Friday, June 28, 2013

Apache Hadoop YARN : Next Generation MapReduce

MapReduce has a complete transformation in hadoop-0.x and now we have MapReduce v2 or YARN

Main inspiration behind development of MapReduce v2 that is YARN is to divide major functionality of JobTracker that resource management and job scheduling/monitoring into a  separate daemons. MapReduce v2 have a global resource management(RM) and Application Master per application(single client job or job workflows)

The Resource-Manager(RM) has authority to control over the Node-Manager(NM), the per-node slave and co-ordinates resources among all the applications in the system. The Application-Master(AM) is the framework, has a responsibility coordinating with Resource-Manager for resources negotiation and Node-Manager to execute and monitor the tasks.

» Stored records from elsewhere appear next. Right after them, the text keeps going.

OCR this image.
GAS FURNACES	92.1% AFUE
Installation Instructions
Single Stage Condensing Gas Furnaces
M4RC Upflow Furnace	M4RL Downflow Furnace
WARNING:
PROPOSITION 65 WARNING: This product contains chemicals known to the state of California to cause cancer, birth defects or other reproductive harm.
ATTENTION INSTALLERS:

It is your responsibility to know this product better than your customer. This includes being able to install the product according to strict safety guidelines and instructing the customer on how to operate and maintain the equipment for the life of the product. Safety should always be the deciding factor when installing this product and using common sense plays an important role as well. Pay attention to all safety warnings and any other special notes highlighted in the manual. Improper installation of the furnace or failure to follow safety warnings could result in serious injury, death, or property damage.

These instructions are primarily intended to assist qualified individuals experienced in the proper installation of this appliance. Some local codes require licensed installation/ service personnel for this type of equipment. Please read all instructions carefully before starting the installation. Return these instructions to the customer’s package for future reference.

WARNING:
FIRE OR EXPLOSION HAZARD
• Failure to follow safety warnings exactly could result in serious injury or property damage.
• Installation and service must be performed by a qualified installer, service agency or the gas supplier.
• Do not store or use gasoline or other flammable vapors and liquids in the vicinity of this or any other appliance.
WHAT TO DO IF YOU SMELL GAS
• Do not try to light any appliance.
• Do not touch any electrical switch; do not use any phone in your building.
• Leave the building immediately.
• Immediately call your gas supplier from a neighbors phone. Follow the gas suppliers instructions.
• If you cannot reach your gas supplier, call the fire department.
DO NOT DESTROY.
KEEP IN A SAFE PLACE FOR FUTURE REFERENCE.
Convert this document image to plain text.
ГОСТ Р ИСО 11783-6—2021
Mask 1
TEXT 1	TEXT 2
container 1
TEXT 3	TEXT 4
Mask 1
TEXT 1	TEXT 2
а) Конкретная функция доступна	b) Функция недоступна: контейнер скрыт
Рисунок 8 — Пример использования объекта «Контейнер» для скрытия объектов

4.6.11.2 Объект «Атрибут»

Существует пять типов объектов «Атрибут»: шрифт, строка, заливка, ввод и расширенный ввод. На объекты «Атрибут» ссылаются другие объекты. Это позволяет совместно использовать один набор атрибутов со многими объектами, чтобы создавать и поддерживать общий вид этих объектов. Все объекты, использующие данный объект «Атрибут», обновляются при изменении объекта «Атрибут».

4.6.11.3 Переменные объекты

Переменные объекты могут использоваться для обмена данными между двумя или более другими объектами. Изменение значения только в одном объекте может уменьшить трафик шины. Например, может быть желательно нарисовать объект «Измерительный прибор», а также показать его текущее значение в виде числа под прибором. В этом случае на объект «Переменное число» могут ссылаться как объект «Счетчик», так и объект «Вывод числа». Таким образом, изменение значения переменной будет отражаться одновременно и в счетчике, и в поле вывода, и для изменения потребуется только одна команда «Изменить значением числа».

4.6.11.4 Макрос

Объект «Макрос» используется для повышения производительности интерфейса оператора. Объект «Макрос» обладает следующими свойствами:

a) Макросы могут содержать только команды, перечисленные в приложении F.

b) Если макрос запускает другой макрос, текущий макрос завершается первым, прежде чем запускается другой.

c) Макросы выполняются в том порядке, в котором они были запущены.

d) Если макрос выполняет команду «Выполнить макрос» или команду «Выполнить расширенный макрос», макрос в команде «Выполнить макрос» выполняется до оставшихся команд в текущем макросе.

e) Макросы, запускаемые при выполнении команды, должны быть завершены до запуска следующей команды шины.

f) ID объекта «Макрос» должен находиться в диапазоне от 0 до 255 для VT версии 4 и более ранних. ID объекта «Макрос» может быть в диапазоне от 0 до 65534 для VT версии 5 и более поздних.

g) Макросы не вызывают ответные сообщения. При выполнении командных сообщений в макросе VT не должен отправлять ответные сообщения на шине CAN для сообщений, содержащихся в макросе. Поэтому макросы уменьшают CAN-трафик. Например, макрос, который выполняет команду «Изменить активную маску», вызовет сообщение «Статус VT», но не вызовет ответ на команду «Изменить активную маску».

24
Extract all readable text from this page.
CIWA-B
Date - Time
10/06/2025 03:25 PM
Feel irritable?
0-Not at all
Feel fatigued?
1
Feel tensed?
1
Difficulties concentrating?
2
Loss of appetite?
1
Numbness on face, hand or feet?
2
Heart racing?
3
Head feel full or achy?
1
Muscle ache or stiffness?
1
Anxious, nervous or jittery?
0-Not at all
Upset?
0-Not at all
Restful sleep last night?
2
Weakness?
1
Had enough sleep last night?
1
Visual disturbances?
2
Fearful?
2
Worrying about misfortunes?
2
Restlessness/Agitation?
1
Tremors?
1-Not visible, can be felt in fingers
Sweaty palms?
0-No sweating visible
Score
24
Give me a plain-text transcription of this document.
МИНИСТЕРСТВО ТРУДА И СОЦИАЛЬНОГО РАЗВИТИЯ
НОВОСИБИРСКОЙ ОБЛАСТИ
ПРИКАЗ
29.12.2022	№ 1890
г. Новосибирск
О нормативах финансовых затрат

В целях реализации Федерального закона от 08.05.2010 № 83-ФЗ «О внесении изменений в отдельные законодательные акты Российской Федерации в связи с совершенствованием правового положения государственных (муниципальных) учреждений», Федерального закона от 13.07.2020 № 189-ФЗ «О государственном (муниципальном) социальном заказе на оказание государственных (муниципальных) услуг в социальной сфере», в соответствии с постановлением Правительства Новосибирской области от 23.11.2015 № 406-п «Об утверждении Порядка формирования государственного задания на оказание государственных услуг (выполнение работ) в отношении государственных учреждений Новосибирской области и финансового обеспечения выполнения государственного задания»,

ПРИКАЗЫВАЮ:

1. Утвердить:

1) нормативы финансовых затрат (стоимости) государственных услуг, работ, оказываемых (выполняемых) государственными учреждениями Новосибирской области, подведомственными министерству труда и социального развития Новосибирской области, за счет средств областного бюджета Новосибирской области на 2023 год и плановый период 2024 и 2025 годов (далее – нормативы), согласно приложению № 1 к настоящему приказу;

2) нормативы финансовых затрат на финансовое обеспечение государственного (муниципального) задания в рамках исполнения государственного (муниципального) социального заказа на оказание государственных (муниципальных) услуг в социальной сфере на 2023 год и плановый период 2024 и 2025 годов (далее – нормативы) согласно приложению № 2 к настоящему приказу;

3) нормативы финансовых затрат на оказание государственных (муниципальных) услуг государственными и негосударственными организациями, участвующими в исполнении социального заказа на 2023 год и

As MapReduce v2 has two core responsibilities i.e.  resource management and job scheduling/monitoring so Resource-Manager(RM) have two core components, Scheduler and Applications-Manager

Scheduler is responsible for allocating execution time slots and resources to the various running applications as per the requirements/configurations, the Scheduler is pure Scheduler, it does not perform monitoring or status tracking of the application. The Scheduler performs its scheduling function as per the resource requirements of the applications; it does it through resource Container which examines elements such as memory, cpu, disk, network etc. 

Application-Manager(AM) is responsible for accepting the jobs, negotiating with Container for executing the application specific Application-Master and restarting the Application-Master Container on application failure or hardware failure. The Node-Manager is the per slave machine agent who is responsible for Containers, monitoring their resource usage and reporting the same to the Resource-Manager. The per-application Application-Master has the responsibility of negotiating appropriate resource Containers from the Scheduler, tracking their status and monitoring for progress.

MapReduce v2 jobs are compatible with all previous stable releases means all previous jobs will run on MapReduce v2 just need to recompile.